I've been very dissapointed in cleanliness since I moved to California. Our housekeeping staff in Ontario was great for the most part. I saw them mopping the floor every single shift I worked. I haven't seen it ONCE since I moved here (apparently they only do it once during day shift). Nurses are responsible for washing each bedspace once a shift and washing the inside of the isolettes which are only changed once a month (we changed them every week in Ontario), but when things are busy it's the first duty that gets pushed aside.

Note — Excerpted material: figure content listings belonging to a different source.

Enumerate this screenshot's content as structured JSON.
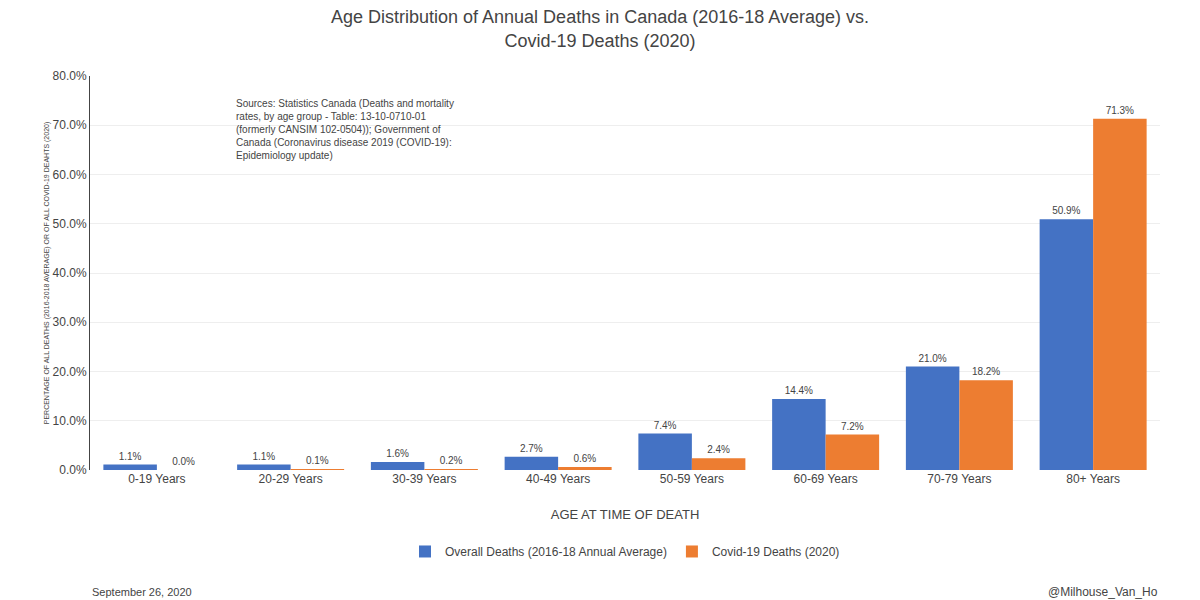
{
  "chart_data": {
    "type": "bar",
    "title": "Age Distribution of Annual Deaths in Canada (2016-18 Average) vs.\nCovid-19 Deaths (2020)",
    "xlabel": "AGE AT TIME OF DEATH",
    "ylabel": "PERCENTAGE OF ALL DEATHS (2016-2018 AVERAGE) OR OF ALL COVID-19 DEAHTS (2020)",
    "categories": [
      "0-19 Years",
      "20-29 Years",
      "30-39 Years",
      "40-49 Years",
      "50-59 Years",
      "60-69 Years",
      "70-79 Years",
      "80+ Years"
    ],
    "series": [
      {
        "name": "Overall Deaths (2016-18 Annual Average)",
        "color": "#4472C4",
        "values": [
          1.1,
          1.1,
          1.6,
          2.7,
          7.4,
          14.4,
          21.0,
          50.9
        ],
        "value_labels": [
          "1.1%",
          "1.1%",
          "1.6%",
          "2.7%",
          "7.4%",
          "14.4%",
          "21.0%",
          "50.9%"
        ]
      },
      {
        "name": "Covid-19 Deaths (2020)",
        "color": "#ED7D31",
        "values": [
          0.0,
          0.1,
          0.2,
          0.6,
          2.4,
          7.2,
          18.2,
          71.3
        ],
        "value_labels": [
          "0.0%",
          "0.1%",
          "0.2%",
          "0.6%",
          "2.4%",
          "7.2%",
          "18.2%",
          "71.3%"
        ]
      }
    ],
    "ylim": [
      0,
      80
    ],
    "yticks": [
      {
        "value": 0,
        "label": "0.0%"
      },
      {
        "value": 10,
        "label": "10.0%"
      },
      {
        "value": 20,
        "label": "20.0%"
      },
      {
        "value": 30,
        "label": "30.0%"
      },
      {
        "value": 40,
        "label": "40.0%"
      },
      {
        "value": 50,
        "label": "50.0%"
      },
      {
        "value": 60,
        "label": "60.0%"
      },
      {
        "value": 70,
        "label": "70.0%"
      },
      {
        "value": 80,
        "label": "80.0%"
      }
    ],
    "grid": true,
    "legend": "bottom",
    "data_labels": true,
    "annotations": [
      "Sources: Statistics Canada (Deaths and mortality\nrates, by age group - Table: 13-10-0710-01\n(formerly CANSIM 102-0504)); Government of\nCanada (Coronavirus disease 2019 (COVID-19):\nEpidemiology update)",
      "September 26, 2020",
      "@Milhouse_Van_Ho"
    ]
  }
}
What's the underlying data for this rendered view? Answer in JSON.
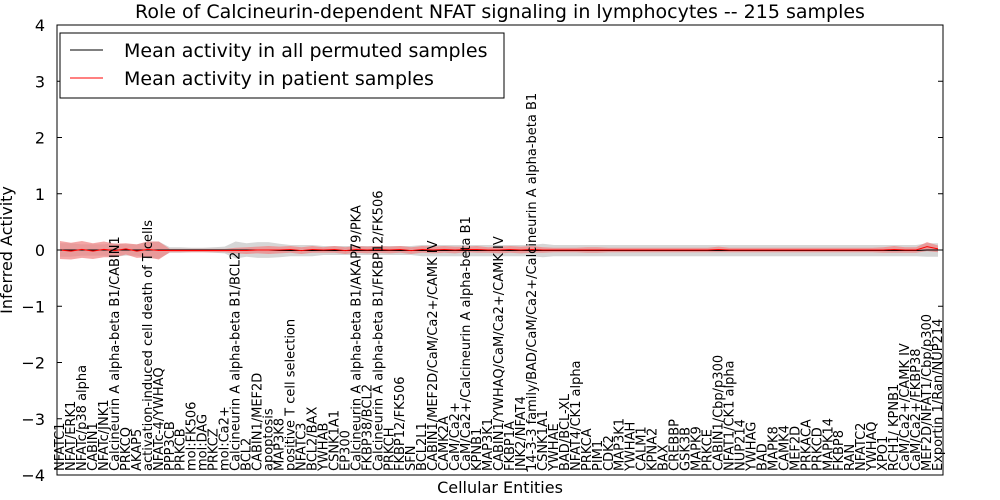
{
  "chart_data": {
    "type": "line",
    "title": "Role of Calcineurin-dependent NFAT signaling in lymphocytes -- 215 samples",
    "xlabel": "Cellular Entities",
    "ylabel": "Inferred Activity",
    "ylim": [
      -4,
      4
    ],
    "yticks": [
      4,
      3,
      2,
      1,
      0,
      -1,
      -2,
      -3,
      -4
    ],
    "ytick_labels": [
      "4",
      "3",
      "2",
      "1",
      "0",
      "−1",
      "−2",
      "−3",
      "−4"
    ],
    "grid": false,
    "legend_position": "top-left",
    "categories": [
      "NFATC1",
      "NFAT/ERK1",
      "NFATc/p38 alpha",
      "CABIN1",
      "NFATc/JNK1",
      "Calcineurin A alpha-beta B1/CABIN1",
      "PRKCQ",
      "AKAP5",
      "activation-induced cell death of T cells",
      "NFATc-4/YWHAQ",
      "PPP3CB",
      "PRKCB",
      "mol:FK506",
      "mol:DAG",
      "PRKCZ",
      "mol:Ca2+",
      "Calcineurin A alpha-beta B1/BCL2",
      "BCL2",
      "CABIN1/MEF2D",
      "apoptosis",
      "MAP3K8",
      "positive T cell selection",
      "NFATC3",
      "BCL2/BAX",
      "YWHAB",
      "CSNK1A1",
      "EP300",
      "Calcineurin A alpha-beta B1/AKAP79/PKA",
      "FKBP38/BCL2",
      "Calcineurin A alpha-beta B1/FKBP12/FK506",
      "PRKCH",
      "FKBP12/FK506",
      "SFN",
      "BCL2L1",
      "CABIN1/MEF2D/CaM/Ca2+/CAMK IV",
      "CAMK2A",
      "CaM/Ca2+",
      "CaM/Ca2+/Calcineurin A alpha-beta B1",
      "KPNB1",
      "MAP3K1",
      "CABIN1/YWHAQ/CaM/Ca2+/CAMK IV",
      "FKBP1A",
      "JNK2/NFAT4",
      "14-3-3 family/BAD/CaM/Ca2+/Calcineurin A alpha-beta B1",
      "CSNK1A1",
      "YWHAE",
      "BAD/BCL-XL",
      "NFAT4/CK1 alpha",
      "PRKCA",
      "PIM1",
      "CDK2",
      "MAP3K1",
      "YWHAH",
      "CALM1",
      "KPNA2",
      "BAX",
      "CREBBP",
      "GSK3B",
      "MAPK9",
      "PRKCE",
      "CABIN1/Cbp/p300",
      "NFAT1/CK1 alpha",
      "NUP214",
      "YWHAG",
      "BAD",
      "MAPK8",
      "CAMK4",
      "MEF2D",
      "PRKACA",
      "PRKCD",
      "MAPK14",
      "FKBP8",
      "RAN",
      "NFATC2",
      "YWHAQ",
      "XPO1",
      "RCH1/ KPNB1",
      "CaM/Ca2+/CAMK IV",
      "CaM/Ca2+/FKBP38",
      "MEF2D/NFAT1/Cbp/p300",
      "Exportin 1/Ran/NUP214"
    ],
    "series": [
      {
        "name": "Mean activity in all permuted samples",
        "color": "#000000",
        "band_color": "#b4b4b4",
        "values": [
          0.0,
          0.0,
          0.0,
          0.0,
          0.0,
          0.0,
          0.0,
          0.0,
          0.0,
          0.0,
          0.0,
          0.0,
          0.0,
          0.0,
          0.0,
          0.0,
          0.0,
          0.0,
          0.0,
          0.0,
          -0.01,
          -0.01,
          -0.01,
          -0.01,
          -0.01,
          -0.01,
          -0.01,
          -0.01,
          -0.01,
          -0.01,
          -0.01,
          -0.01,
          -0.01,
          -0.01,
          -0.01,
          -0.01,
          -0.01,
          -0.01,
          -0.01,
          -0.01,
          -0.01,
          -0.01,
          -0.01,
          -0.01,
          -0.01,
          -0.01,
          -0.01,
          -0.01,
          -0.01,
          -0.01,
          -0.01,
          -0.01,
          -0.01,
          -0.01,
          -0.01,
          -0.01,
          -0.01,
          -0.01,
          -0.01,
          -0.01,
          -0.01,
          -0.01,
          -0.01,
          -0.01,
          -0.01,
          -0.01,
          -0.01,
          -0.01,
          -0.01,
          -0.01,
          -0.01,
          -0.01,
          -0.01,
          -0.01,
          -0.01,
          -0.01,
          -0.01,
          -0.01,
          -0.01,
          0.0,
          0.0
        ],
        "band": [
          0.12,
          0.12,
          0.1,
          0.1,
          0.1,
          0.12,
          0.1,
          0.1,
          0.15,
          0.15,
          0.05,
          0.05,
          0.04,
          0.04,
          0.05,
          0.06,
          0.15,
          0.12,
          0.14,
          0.14,
          0.12,
          0.1,
          0.1,
          0.1,
          0.08,
          0.08,
          0.08,
          0.08,
          0.08,
          0.08,
          0.08,
          0.08,
          0.08,
          0.1,
          0.1,
          0.1,
          0.1,
          0.1,
          0.1,
          0.1,
          0.1,
          0.1,
          0.1,
          0.1,
          0.12,
          0.1,
          0.1,
          0.1,
          0.1,
          0.1,
          0.1,
          0.1,
          0.1,
          0.1,
          0.1,
          0.1,
          0.1,
          0.1,
          0.1,
          0.1,
          0.1,
          0.1,
          0.1,
          0.1,
          0.1,
          0.1,
          0.1,
          0.1,
          0.1,
          0.1,
          0.1,
          0.1,
          0.1,
          0.1,
          0.1,
          0.1,
          0.1,
          0.1,
          0.1,
          0.12,
          0.12
        ]
      },
      {
        "name": "Mean activity in patient samples",
        "color": "#ff0000",
        "band_color": "#f08080",
        "values": [
          0.0,
          -0.02,
          0.01,
          -0.02,
          0.01,
          -0.01,
          0.02,
          -0.02,
          0.01,
          -0.01,
          -0.01,
          -0.01,
          -0.01,
          -0.01,
          -0.01,
          -0.01,
          -0.01,
          -0.01,
          0.0,
          0.0,
          0.0,
          0.01,
          -0.01,
          0.01,
          0.0,
          0.01,
          -0.01,
          0.01,
          0.0,
          0.01,
          0.0,
          0.01,
          -0.01,
          0.01,
          0.0,
          0.01,
          0.0,
          0.01,
          0.01,
          0.0,
          0.0,
          0.01,
          0.0,
          0.01,
          0.0,
          0.0,
          0.0,
          0.0,
          0.0,
          0.0,
          0.0,
          0.0,
          0.0,
          0.0,
          0.0,
          0.0,
          0.0,
          0.0,
          0.0,
          0.0,
          0.01,
          0.0,
          0.0,
          0.0,
          0.0,
          0.0,
          0.0,
          0.0,
          0.0,
          0.0,
          0.0,
          0.0,
          0.0,
          0.0,
          0.0,
          0.0,
          0.01,
          0.0,
          0.0,
          0.06,
          0.02
        ],
        "band": [
          0.16,
          0.15,
          0.15,
          0.14,
          0.14,
          0.12,
          0.1,
          0.12,
          0.14,
          0.16,
          0.03,
          0.03,
          0.03,
          0.03,
          0.03,
          0.03,
          0.05,
          0.06,
          0.06,
          0.07,
          0.06,
          0.06,
          0.06,
          0.06,
          0.05,
          0.06,
          0.06,
          0.06,
          0.06,
          0.06,
          0.06,
          0.06,
          0.06,
          0.06,
          0.06,
          0.06,
          0.06,
          0.05,
          0.06,
          0.05,
          0.06,
          0.06,
          0.06,
          0.06,
          0.05,
          0.04,
          0.04,
          0.04,
          0.05,
          0.05,
          0.04,
          0.04,
          0.04,
          0.04,
          0.04,
          0.04,
          0.04,
          0.04,
          0.04,
          0.04,
          0.05,
          0.04,
          0.04,
          0.04,
          0.04,
          0.04,
          0.04,
          0.04,
          0.04,
          0.04,
          0.04,
          0.04,
          0.04,
          0.04,
          0.04,
          0.05,
          0.06,
          0.05,
          0.05,
          0.08,
          0.06
        ]
      }
    ]
  }
}
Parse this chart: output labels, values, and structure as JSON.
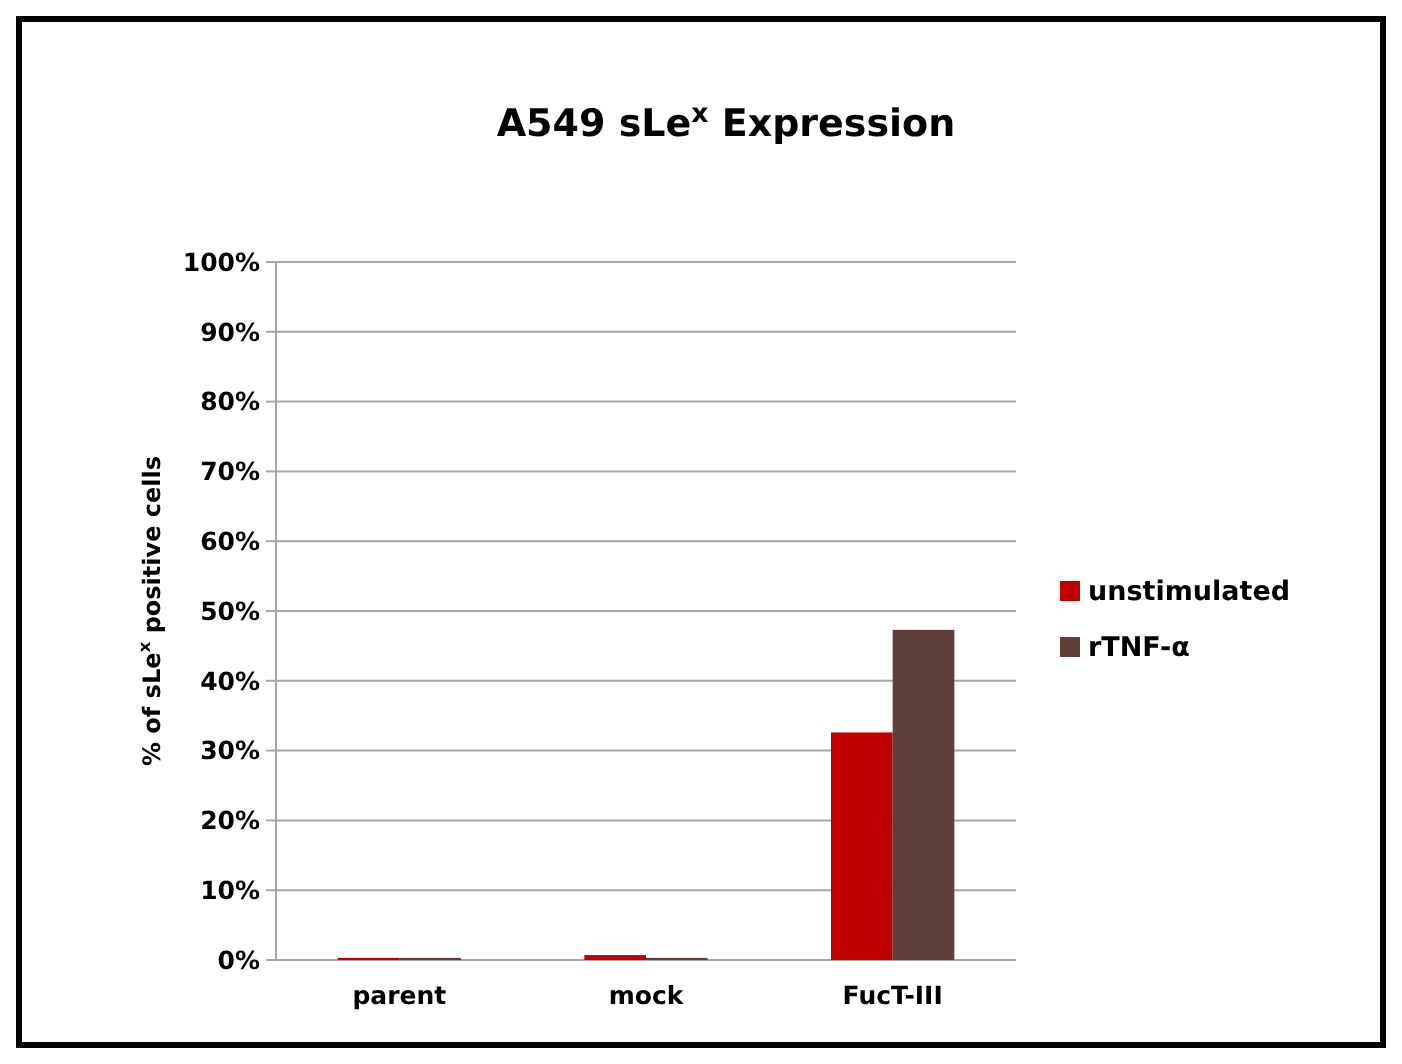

I sometimes think you get what you pay for because our housekeeping dept in Ontario was well paid for their work. Here it's all minimum wage workers who seem to care less about cleanliness. I also wonder if Toronto's brush with SARS is what made everyone so hygiene conscious.
I hear your point. I make it my point to take those antimicrobial wipes with me in my patient's rooms when I go in and do my own housecleaning. We get to talk, I can see what supplies they have, throw out undated things and know that while housekeeping may not have done a great job, perhaps neither did those docs, families, visitors, lab wash their hands. It takes everyone in the place to keep it clean.
Don't get me started on those people who enter MRSA or VRE rooms "for just a second" who don't gown/glove up. Just plain irresponsible.
Marie_LPN, RN, LPN, RN
12,126 Posts
Wouldn't it be nice that when some people did this that ALL of the employees didn't catch heck for it?